We reached the Isle of Skye yesterday evening via the Skye Bridge. Our accommodation is a tiny “lodge”/hut in a newly-cleared woody area up on the mountainside. There are wee beasties here called midges, which bite your ears, neck, and hands and like to fly up your nose. Our hut has a bathroom and 4 bunks, and just enough room for 3 small suitcases in the entry. And it’s full of midges.
So tonight, after our minibus tour of the northern end of Skye today (more about that when my phone isn’t about to die), we are sitting in a bar with pots of tea to warm us up. We’ll eat dinner here, and go back to our hut later to kill more midges. Midgies, we call them. We even have a video of them on the backup camera of the rental car, but I can’t post it here.

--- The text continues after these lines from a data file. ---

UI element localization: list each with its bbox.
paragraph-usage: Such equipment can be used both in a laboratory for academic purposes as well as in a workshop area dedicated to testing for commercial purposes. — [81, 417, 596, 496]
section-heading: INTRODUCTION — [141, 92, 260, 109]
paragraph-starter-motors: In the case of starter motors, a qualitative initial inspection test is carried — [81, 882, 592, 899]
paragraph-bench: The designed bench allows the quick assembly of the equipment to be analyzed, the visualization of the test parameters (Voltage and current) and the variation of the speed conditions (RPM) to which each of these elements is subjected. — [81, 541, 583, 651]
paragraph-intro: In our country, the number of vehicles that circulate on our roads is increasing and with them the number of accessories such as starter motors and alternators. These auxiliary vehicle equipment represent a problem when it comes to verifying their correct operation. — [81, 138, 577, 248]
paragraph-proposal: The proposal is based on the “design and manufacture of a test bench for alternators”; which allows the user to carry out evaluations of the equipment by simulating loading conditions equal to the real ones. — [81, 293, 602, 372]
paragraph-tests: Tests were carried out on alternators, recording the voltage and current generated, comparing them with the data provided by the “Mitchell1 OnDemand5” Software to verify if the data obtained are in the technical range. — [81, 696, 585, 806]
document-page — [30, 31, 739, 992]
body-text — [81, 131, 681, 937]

Skye is starkly beautiful. No crops are grown here commercially. Sheep and cattle are raised. The primary industries are fishing, fish farming, and tourism. What there’s a lot of are tourists, tour buses, water–both fresh and sea–and mountains. The northern part of Skye is pulling away from the southern part of the island at the rate of a millimeter a year. I’ll try to post some pictures on my Jean L. French Facebook page. If my battery lasts long enough!
Those midgies sound really annoying. I bet you’ll be glad to get out of there. How are you sleeping on a bunk?